Take Five,” was the first jazz single to sell 1,000,000 copies. Composed by Paul Desmond, its 5/4 time signature is beguiling. All of the odd time signatures require an imbalance. The 5/4 time of Take Five is one-two-three, one-two. I’m no expert, but it feels like the beat is anticipatory, falling forward to the next measure. The 9/8 time of “Blue Rondo a la Turk” (one-two, one-two, one-two, one-two-three), similarly pushes forward in a way that a more straightforward “balanced” 4/4 time signature does not.

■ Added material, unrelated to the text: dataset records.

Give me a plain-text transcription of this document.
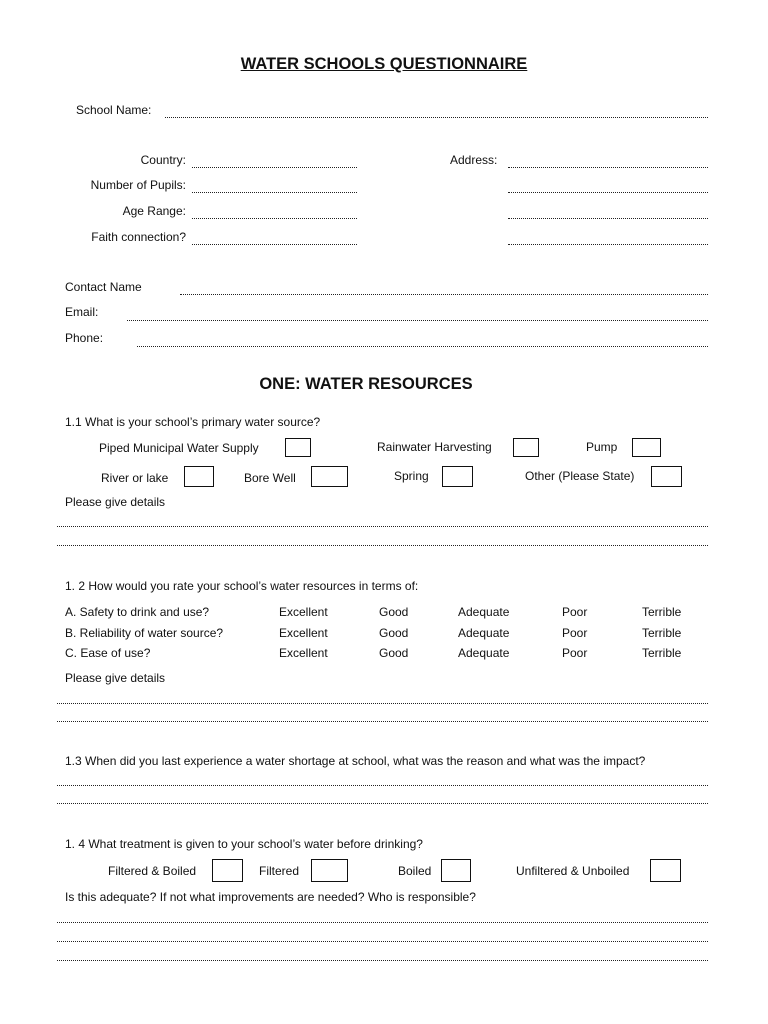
WATER SCHOOLS QUESTIONNAIRE
School Name:
Country:
Number of Pupils:
Age Range:
Faith connection?
Address:
Contact Name
Email:
Phone:
ONE: WATER RESOURCES
1.1 What is your school’s primary water source?
Piped Municipal Water Supply	Rainwater Harvesting	Pump
River or lake	Bore Well	Spring	Other (Please State)
Please give details
1. 2 How would you rate your school’s water resources in terms of:
A. Safety to drink and use?	Excellent	Good	Adequate	Poor	Terrible
B. Reliability of water source?	Excellent	Good	Adequate	Poor	Terrible
C. Ease of use?	Excellent	Good	Adequate	Poor	Terrible
Please give details
1.3 When did you last experience a water shortage at school, what was the reason and what was the impact?
1. 4 What treatment is given to your school’s water before drinking?
Filtered & Boiled	Filtered	Boiled	Unfiltered & Unboiled
Is this adequate? If not what improvements are needed? Who is responsible?
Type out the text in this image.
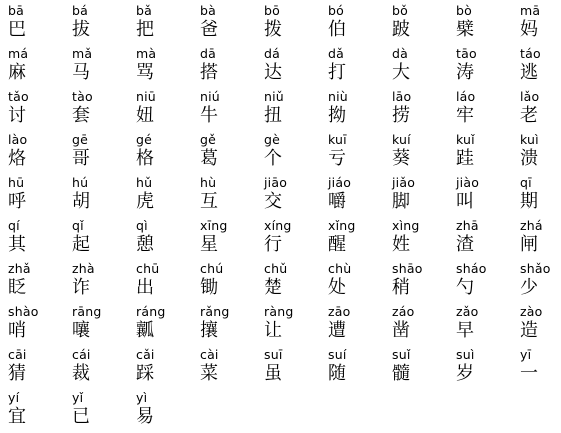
bā
巴
bá
拔
bǎ
把
bà
爸
bō
拨
bó
伯
bǒ
跛
bò
檗
mā
妈
má
麻
mǎ
马
mà
骂
dā
搭
dá
达
dǎ
打
dà
大
tāo
涛
táo
逃
tǎo
讨
tào
套
niū
妞
niú
牛
niǔ
扭
niù
拗
lāo
捞
láo
牢
lǎo
老
lào
烙
gē
哥
gé
格
gě
葛
gè
个
kuī
亏
kuí
葵
kuǐ
跬
kuì
溃
hū
呼
hú
胡
hǔ
虎
hù
互
jiāo
交
jiáo
嚼
jiǎo
脚
jiào
叫
qī
期
qí
其
qǐ
起
qì
憩
xīng
星
xíng
行
xǐng
醒
xìng
姓
zhā
渣
zhá
闸
zhǎ
眨
zhà
诈
chū
出
chú
锄
chǔ
楚
chù
处
shāo
稍
sháo
勺
shǎo
少
shào
哨
rāng
嚷
ráng
瓤
rǎng
攘
ràng
让
zāo
遭
záo
凿
zǎo
早
zào
造
cāi
猜
cái
裁
cǎi
踩
cài
菜
suī
虽
suí
随
suǐ
髓
suì
岁
yī
一
yí
宜
yǐ
已
yì
易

One of the great stories of “Take Five” is the way that the quartet finished each concert and walked out one-by-one as each player finished his solo, leaving Joe Morello on his drum set all alone, the last to leave, punctuating the idea that we all know when listening to these classics—it’s all about the beat.


MORE POETRY OF PAUL SIMON


Rick Rothman agrees with the pick of Paul Simon’s lyrics as some of the best modern poetry, but he suggests “I Am a Rock” as Simon’s best work. It also has the benefit of speaking to these days of isolation and pandemic:


I Am a Rock


A winter's day

In a deep and dark December

I am alone

Gazing from my window to the streets below

On a freshly fallen silent shroud of snow

I am a rock

I am an island

I've built walls

A fortress deep and mighty

That none may penetrate

I have no need of friendship; friendship causes pain

It's laughter and it's loving I disdain

I am a rock

I am an island

Don't talk of love

Well I've heard the word before

It's sleeping in my memory

I won't disturb the slumber of feelings that have died

If I never loved I never would have cried

I am a rock

I am an island

I have my books

And my poetry to protect me

I am shielded in my armor

Hiding in my room, safe within my womb

I touch no one and no one touches me

I am a rock

I am an island

And a rock feels no pain

And an island never cries


And as John Donne reminds us, as if the pandemic didn't teach this already, "no man is an island."